Conclusion: CUSP certainly meets all the requirements of a successful best practice. The program’s reliance on rigorous data collection and follow-up allows participants to track outcomes over time. CUSP is adaptable to the concerns of a given unit and JHM has proven this this program is replicable not only inside its walls, but in Michigan Keystone ICU program as well. CUSP continues to thrive at JHH in over 40 units. This program’s sustainment is not only due the fact that CUSP is institutionalized but the program allows for low cost interventions that reduce larger downstream expenses that would have resulted from errors. While patient safety programs are not new in 2013, The CUSP program was innovative at the time of its inception and continues to evolve to address the changing needs in the patient safety landscape.
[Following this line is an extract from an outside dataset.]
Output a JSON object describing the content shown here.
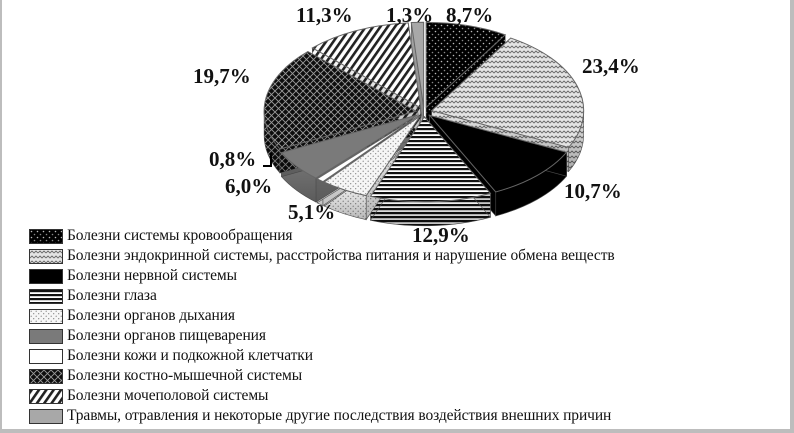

The Department of Defense (DoD) Patient Safety Program (PSP) has come a long way in adopting many of the features of successfully patient safety programs such as CUSP (DoD PSP talking points, 2013). However, there are still items within CUSP that the MHS can use to improve their PSP. Integration of administrators and executives is a key feature of the CUSP program. The DoD PSP has methods to report safety issues up and get them solved but the CUSP program demonstrates that many problems can be solved at the lowest level if all the players are working towards a common goal. Implementation may be different depending on the service, but the MHS would be better served by a greater integration of staff on patient safety teams. Using the Air Force as an example, many administrators end up in silos and may not fully understand the healthcare and safety impact of finance or resourcing decisions. On the other hand, caregivers may not understand the administrative side well enough to remove barriers to patient safety. CUSP started on inpatient units but it also has application in the large number of outpatient centers in the DoD. The large elderly beneficiary population of the DoD provides many opportunities for mistakes and errors, even in an outpatient setting. CUSP provides a fantastic framework by which a cross functional team of caregivers, administrators, officers and enlisted personnel can continue to support the MHS Quadruple aim of Readiness, Population Health, Experience of Care and reducing Per Capita Cost.